Dissertation Abstracts

Children's Rights in Policy and Poverty: An Analysis of Iceland, Norway and the UK

Author: Jeans, Cynthia L, clj@hi.is
Department: Department of Social and Policy Sciences
University: University of Bath, United Kingdom
Supervisor: Tess Ridge
Year of completion: 2013
Language of dissertation: English

Keywords: children's rights , child poverty , social policy
Areas of Research: Childhood , Poverty, Social Welfare and Social Policy , Human Rights and Global Justice

Abstract

This study examines three areas of child policy assumed by scholars and recent research to relieve child poverty: child benefits, child support and early childhood education and care (ECEC) from a children’s rights perspective by comparing Iceland, Norway and the UK, 1991-2011. This research asks when, if and how do children's rights emerge in these three policies arenas. These areas of policy provide a good opportunity to examine the tension between the child, the adult and the state. A new framework was created combining both children’s rights and child poverty theories with comparative analysis. The results indicate that timing and form in which children’s rights emerged suggests a classification of the three states; Iceland an Equality-Integrity Rights based system, which focuses on gender equality and children's rights to some extent; Norway an Integrity Rights based system, which focuses on the child as an individual within the family and children's rights; and the UK a Family-Centred/Social Investment system, with decreasing emphasis on the child as an individual following the global bank crisis.

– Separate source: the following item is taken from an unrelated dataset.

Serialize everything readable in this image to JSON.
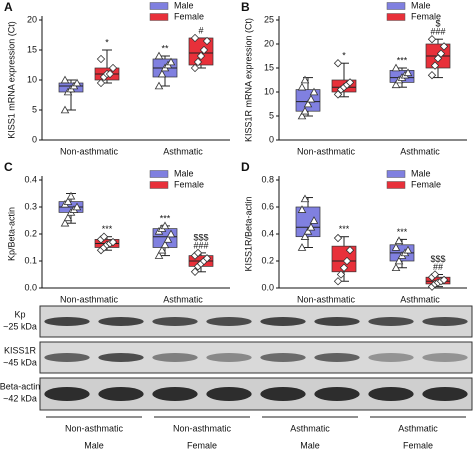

Moreover, the comparison also opened up an understanding of the three policy areas studied; that the triangular relationship between the state, parent and child is very important and policy specific. These results can help guide policymakers in their search for evidence-based policies, and the framework offers politicians, activists, researchers and social workers a simple, sophisticated tool to gauge children's rights in policies.